Konuşmacılardan Hüseyin Yılmaz da,: meşrutiyetin ‘şart’tan geldiğini hatırlatarak meşrutiyetin tarihini anlattı.
Bediüzzaman’ın meşrutiyet havarisi olarak bu tarihte karşımıza çıktığını ifade eden Yılmaz, “Devleti ebed-müddet kılacak olan meşrutiyettir” dedi. Yılmaz, bu gün cumhuriyetin de demokrasinin de gerçek anlamıyla uygulanmadığına değinerek, “Demokrasimiz için bu yüz kızartıcı bir durumdur” diye konuştu.
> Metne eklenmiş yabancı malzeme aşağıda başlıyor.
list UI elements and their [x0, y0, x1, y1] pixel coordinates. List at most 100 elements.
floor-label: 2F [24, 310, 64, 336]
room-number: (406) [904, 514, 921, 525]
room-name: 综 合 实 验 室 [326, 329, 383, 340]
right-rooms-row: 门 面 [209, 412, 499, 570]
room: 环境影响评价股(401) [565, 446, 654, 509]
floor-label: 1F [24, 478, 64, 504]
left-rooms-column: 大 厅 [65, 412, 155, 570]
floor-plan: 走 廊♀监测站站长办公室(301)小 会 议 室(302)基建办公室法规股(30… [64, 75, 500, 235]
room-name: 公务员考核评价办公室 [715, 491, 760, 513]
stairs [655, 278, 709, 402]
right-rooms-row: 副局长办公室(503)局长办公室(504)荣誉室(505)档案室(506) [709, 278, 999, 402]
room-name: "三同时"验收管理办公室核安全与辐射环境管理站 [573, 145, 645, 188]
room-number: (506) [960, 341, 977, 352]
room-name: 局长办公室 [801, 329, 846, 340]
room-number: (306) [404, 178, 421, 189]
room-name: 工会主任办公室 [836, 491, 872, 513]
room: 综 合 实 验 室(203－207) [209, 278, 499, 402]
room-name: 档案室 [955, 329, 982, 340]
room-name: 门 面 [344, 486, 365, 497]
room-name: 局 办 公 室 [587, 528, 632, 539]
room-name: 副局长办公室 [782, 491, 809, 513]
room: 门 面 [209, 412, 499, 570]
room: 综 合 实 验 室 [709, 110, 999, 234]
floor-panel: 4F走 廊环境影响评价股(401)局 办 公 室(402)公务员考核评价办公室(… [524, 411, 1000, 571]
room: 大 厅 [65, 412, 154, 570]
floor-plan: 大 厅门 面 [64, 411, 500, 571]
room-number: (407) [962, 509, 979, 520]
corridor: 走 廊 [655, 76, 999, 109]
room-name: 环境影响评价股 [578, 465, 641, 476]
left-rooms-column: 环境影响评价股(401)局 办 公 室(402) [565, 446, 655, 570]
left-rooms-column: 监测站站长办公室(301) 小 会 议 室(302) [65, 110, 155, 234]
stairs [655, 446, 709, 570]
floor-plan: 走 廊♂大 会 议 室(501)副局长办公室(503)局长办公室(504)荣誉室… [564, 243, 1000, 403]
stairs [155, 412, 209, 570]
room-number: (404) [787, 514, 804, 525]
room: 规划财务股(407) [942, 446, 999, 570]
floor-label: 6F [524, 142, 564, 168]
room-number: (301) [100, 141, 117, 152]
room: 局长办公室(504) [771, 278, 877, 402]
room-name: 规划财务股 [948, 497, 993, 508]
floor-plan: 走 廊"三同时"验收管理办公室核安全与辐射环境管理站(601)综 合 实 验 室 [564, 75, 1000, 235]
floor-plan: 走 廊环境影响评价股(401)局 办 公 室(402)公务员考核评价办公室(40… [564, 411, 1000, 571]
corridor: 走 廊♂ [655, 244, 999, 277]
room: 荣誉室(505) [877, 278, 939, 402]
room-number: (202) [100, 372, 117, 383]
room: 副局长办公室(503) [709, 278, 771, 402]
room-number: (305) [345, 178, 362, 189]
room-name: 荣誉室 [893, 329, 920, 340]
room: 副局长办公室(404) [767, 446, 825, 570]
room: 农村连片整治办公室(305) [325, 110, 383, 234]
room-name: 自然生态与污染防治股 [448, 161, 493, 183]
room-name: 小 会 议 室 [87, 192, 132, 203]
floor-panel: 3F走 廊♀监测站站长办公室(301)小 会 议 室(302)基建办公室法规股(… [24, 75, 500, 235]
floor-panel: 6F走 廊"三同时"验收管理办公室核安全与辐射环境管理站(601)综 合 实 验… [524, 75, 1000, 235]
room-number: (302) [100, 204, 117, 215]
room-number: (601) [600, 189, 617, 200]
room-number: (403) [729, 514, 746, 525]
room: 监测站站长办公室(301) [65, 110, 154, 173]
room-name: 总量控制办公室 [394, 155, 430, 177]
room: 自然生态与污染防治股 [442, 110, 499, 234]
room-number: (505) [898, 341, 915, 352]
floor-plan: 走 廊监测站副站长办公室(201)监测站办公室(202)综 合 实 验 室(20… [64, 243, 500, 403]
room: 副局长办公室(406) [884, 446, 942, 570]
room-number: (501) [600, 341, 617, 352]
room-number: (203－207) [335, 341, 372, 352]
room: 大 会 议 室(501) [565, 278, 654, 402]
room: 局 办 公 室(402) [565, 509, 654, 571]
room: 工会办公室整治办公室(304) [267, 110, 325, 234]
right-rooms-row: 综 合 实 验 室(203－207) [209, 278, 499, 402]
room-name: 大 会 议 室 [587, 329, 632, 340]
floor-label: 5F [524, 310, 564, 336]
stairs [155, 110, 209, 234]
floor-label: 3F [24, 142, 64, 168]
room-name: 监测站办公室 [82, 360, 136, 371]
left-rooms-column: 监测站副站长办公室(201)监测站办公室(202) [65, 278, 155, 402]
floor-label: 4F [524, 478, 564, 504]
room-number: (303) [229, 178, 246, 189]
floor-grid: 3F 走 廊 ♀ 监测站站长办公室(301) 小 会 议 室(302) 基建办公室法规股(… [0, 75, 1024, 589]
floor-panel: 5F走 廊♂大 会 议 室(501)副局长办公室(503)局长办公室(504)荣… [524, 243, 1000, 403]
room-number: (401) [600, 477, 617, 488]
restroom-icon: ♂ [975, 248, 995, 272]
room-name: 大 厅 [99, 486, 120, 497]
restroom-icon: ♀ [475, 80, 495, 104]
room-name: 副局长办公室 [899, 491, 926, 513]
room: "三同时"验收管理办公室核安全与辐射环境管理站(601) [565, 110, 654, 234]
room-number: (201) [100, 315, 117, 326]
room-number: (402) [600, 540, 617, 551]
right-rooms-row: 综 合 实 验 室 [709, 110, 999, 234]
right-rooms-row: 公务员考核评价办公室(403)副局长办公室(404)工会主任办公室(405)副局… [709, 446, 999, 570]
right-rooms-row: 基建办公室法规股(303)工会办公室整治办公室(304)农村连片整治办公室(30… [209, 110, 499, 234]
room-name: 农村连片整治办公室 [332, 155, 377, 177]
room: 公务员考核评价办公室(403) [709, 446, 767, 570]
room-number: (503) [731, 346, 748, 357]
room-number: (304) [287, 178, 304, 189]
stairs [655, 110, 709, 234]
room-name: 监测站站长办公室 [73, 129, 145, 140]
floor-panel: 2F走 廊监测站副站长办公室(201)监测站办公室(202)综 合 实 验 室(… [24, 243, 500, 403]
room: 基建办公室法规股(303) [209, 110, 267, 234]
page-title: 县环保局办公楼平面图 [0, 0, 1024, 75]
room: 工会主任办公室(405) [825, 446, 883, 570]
Konuşmacılardan İbrahim Kaygusuz da, Osmanlı’yı meşrutiyete zorlayan iç ve dış sebepleri anlattıktan sonra, Osmanlı’daki fikir akımlarını aktardı. Kaygusuz, “Bediüzzaman meşrutiyet fikrini savunuyordu. Fakat uygulamalardaki yanlışlıkları ve aydınların gruplaşarak fikir ayrılıklarına düştüğünü gördü. Bunların çekişmelerine, bir yarar sağlamayacağını düşünerek katılmadı. Bütün ömrünü Kur’ân ve iman hizmetine adadı” şeklinde konuştu..
Son konuşmacı Nihat Derindere ise şunları söyledi:
“Tarihî ayrıntıları bir kenara bırakarak günümüze dönelim. Bu gün demokrasimizi geliştirmenin çareleri üzerinde düşünmemiz gerekir. Bediüzzaman ve talebeleri hiçbir menfi harekete katılmadığı gibi destek dahi vermemiştir. Her zaman müspet hareket etme gerektiğini vurgulamıştır”
Derindere, demokrasinin tam olarak oturması için adalet, meşveret, hukukun üstünlüğü yani herkesin kanun önünde eşit olması gerektiğini söyleyerek sözlerine son verdi.